Few if any London taverns save the Adam and Eve can claim to stand upon ground once occupied by a King's palace. This tavern, which has a modern representative of identical name, was situated at the northern end of Tottenham Court Road, at the junction of the road leading to Hampstead. It was built originally on the site of a structure known as King John's Palace, which subsequently became a manor house, and then gave way to the Adam and Eve tavern and gardens. This establishment had a varied career. At one time it was highly respectable; then its character degenerated to the lowest depths; afterwards taking an upward move once more.

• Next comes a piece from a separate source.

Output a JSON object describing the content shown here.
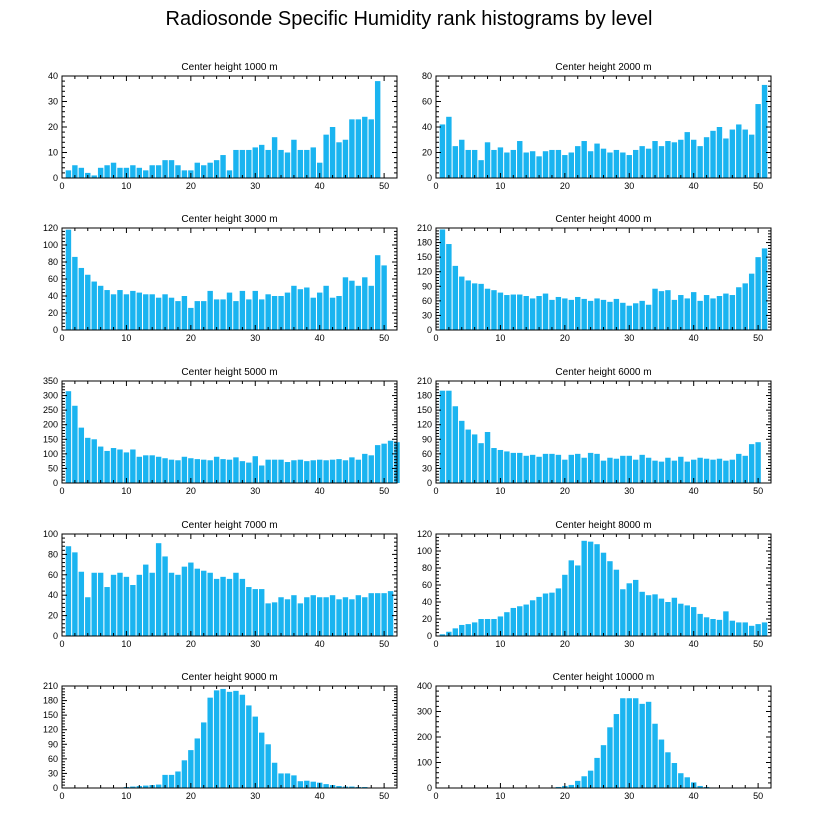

Something in the shape of a place for refreshments was standing on this spot in the mid seventeenth century, for the parish books of St. Giles in the Fields record that three serving maids were in 1645 fined a shilling each for "drinking at Totenhall Court on the Sabbath daie." In the eighteenth century the resort was at the height of its popularity. It had a large room with an organ, skittle-alleys, and cosy arbours for those who liked to consume their refreshments out of doors. At one time also its attractions actually embraced "a monkey, a heron, some wild fowl, some parrots, and a small pond for gold-fish." It was at this stage in its history, when its surroundings were more rural than it is possible to imagine to-day, that the tavern was depicted by Hogarth in his "March to Finchley" plate. Early in the last century, however, it "became a place of more promiscuous resort, and persons of the worst character and description were in the constant habit of frequenting it; highwaymen, footpads, pickpockets, and common women formed its leading visitants, and it became so great a nuisance to the neighbourhood, that the magistrates interfered, the organ was banished, the skittle-grounds destroyed, and the gardens dug up." A creepy story is told of a subterraneous passage having existed in connection with the manor house which formerly stood on this spot, a passage which many set out to explore but which has kept its secret hidden to this day.